Q8 : 解析後に結合長・結合角などのパラメータにおいて標準偏差が表示されないデータが得られたことがあります。これは解析上のミスでしょうか?
A: 解析上のエラーの可能性がございます。考えられる可能性は以下の4つです。
- 精密化のエラーにより精密化が完了していない。
- リジットモデル(剛体モデル)を使用している。
- 巨大分子の精密化に使用される共役勾配法を使用している。
- SHELXプログラムのバージョンが古い。
Q9 : 水素の付け方について質問です。 NMR等でも構造を確かめているにもかかわららず、例えばcheck CIFで413、短い非結合H...H接点のテストがレベルBで出ることがあります。 水素をHFIXで付け直しても改善しない場合は、どのように水素を付けたらいいのでしょうか。
A: このアラートはメチル基の水素に対して出ているという認識で説明します。該当する水素を左クリックで選択し、鉛筆と青丸のアイコンを押して表示されたウィンドウでAFIX 137をAFIX 33に変更して精密化をします。この操作により、メチル基の回転角を精密化しないようになりますので、改善する可能性があります。 改善しない場合にはP2₁/nとP2₁/cなどのような空間群の取り違えがないかご確認ください。
Q10 : Olex2 上でイオン結晶の構造精密化を行う際に、原子の電荷を考慮して精密化することは可能でしょうか?
A: 直接的に原子の電荷を考慮して精密化することはできません。プロトン付加などの構造変化を伴って電荷が変わる場合は、不規則構造のように現れることがあるので、それで電荷の移動度を判断したりしています。
Q11 : olex2を用いたさいにcifファイルの形式,順序が他の解析ソフト(SHELEXなど)と比較してかなり変わっているかと思います。

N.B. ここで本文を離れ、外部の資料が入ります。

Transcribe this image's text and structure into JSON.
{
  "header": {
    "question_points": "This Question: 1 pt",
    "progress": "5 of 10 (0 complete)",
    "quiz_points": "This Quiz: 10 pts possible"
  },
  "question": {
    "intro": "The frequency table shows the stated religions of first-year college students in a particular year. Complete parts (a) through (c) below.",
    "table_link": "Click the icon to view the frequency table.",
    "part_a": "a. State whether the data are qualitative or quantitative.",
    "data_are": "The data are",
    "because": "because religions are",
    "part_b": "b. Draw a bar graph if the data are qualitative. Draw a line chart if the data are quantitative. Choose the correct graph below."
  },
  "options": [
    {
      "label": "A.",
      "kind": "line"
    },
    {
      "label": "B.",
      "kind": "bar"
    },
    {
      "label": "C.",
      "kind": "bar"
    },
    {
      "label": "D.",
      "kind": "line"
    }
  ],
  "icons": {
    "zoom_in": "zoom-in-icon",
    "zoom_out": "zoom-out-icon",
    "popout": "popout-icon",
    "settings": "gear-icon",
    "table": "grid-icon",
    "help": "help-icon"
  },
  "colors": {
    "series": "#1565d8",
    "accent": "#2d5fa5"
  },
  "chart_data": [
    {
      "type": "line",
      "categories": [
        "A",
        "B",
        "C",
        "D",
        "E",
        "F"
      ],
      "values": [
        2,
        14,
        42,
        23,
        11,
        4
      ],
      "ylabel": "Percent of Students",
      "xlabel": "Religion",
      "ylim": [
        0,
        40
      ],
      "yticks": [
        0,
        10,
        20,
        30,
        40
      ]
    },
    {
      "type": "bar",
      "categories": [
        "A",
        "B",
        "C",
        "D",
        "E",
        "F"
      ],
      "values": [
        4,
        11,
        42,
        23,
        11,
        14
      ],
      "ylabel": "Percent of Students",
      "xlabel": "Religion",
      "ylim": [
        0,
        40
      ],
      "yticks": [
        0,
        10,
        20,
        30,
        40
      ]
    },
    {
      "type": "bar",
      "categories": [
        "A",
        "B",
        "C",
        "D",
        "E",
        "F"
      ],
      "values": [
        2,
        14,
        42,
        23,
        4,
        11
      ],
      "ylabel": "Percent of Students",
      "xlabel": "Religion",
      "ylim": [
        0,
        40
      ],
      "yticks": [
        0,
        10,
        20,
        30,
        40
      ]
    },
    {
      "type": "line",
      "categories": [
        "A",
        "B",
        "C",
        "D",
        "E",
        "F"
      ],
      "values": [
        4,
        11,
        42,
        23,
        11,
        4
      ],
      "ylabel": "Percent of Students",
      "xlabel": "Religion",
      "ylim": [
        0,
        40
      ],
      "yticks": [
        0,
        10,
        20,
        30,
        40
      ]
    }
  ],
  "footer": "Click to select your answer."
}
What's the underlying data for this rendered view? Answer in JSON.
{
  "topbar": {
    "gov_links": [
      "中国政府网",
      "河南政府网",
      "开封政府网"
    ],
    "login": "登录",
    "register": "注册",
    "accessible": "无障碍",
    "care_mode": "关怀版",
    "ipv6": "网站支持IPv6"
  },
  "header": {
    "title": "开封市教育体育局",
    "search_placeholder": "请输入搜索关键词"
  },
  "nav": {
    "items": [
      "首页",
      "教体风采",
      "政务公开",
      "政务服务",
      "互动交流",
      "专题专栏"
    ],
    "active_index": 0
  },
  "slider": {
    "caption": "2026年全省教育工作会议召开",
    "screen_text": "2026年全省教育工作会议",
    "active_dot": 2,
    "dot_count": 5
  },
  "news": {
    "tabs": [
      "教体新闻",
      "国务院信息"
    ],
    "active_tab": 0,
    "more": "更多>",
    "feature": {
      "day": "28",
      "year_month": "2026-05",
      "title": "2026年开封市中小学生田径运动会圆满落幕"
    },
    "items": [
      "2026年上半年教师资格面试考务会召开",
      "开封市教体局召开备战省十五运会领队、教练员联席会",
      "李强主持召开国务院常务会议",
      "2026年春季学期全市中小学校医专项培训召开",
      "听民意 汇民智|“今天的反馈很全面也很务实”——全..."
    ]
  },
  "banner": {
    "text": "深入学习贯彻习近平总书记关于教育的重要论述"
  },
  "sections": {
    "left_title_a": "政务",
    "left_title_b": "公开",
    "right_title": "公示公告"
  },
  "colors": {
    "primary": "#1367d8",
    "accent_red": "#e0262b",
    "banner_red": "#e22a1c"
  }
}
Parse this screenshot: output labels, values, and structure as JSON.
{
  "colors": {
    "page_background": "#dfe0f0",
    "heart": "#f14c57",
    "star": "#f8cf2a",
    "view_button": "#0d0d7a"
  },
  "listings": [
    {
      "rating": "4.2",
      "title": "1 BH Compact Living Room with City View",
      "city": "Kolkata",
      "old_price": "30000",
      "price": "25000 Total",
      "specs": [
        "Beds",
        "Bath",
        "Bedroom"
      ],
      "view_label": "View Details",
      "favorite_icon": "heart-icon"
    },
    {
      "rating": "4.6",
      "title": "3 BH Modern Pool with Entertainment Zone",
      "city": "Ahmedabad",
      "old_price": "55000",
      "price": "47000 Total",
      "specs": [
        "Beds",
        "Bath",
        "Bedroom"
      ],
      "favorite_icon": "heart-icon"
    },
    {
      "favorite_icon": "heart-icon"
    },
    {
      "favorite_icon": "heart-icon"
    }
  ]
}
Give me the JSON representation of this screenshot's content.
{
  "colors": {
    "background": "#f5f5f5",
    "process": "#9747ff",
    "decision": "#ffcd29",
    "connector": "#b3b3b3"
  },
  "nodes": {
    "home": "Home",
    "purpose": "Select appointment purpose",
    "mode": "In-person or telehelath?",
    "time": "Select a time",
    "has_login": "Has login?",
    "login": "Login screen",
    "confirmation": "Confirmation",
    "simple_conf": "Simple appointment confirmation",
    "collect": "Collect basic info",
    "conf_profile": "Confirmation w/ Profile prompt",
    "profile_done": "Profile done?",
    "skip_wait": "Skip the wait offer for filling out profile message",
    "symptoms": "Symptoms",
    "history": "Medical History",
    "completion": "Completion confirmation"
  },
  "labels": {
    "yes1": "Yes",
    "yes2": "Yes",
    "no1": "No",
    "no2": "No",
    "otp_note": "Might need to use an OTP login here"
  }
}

変わらないようにすることはできないでしょうか?
A: できません。
Q12 : 試料のサイズは必ず手動入力する必要がありますか? 試料外形作成から自動入力されないのでしょうか?
A: CrysAlisProにて結晶外形の作成または、結晶サイズの入力を行ってからデータ処理を実施していれば、Olex2が読み取って自動的にCIFに入力します。
Q13 : 光学活性体の解析を行っている場合、構造を反転する際はコマンドからしか行えないのでしょうか。 学生教える際、GUIのボタン、あるいはプルダウンがあると助かるのですが。
A: 構造を反転するボタンはありませんので、画面左下のコマンドプロンプトに"inv -f"と入力して構造を反転してください。
Q14 : Rintの値が黄色であるときに、データを消去してRintを下げるなどはできるのでしょうか?
A: CrysAlisProにてデータ処理後にRefinalizeを行うことでRintが改善することがあります。具体的には、分解能範囲を絞ったり、Rintが高いフレームを除去することが可能です。Refinalizeについては第4回にて説明しておりますので、ご確認ください。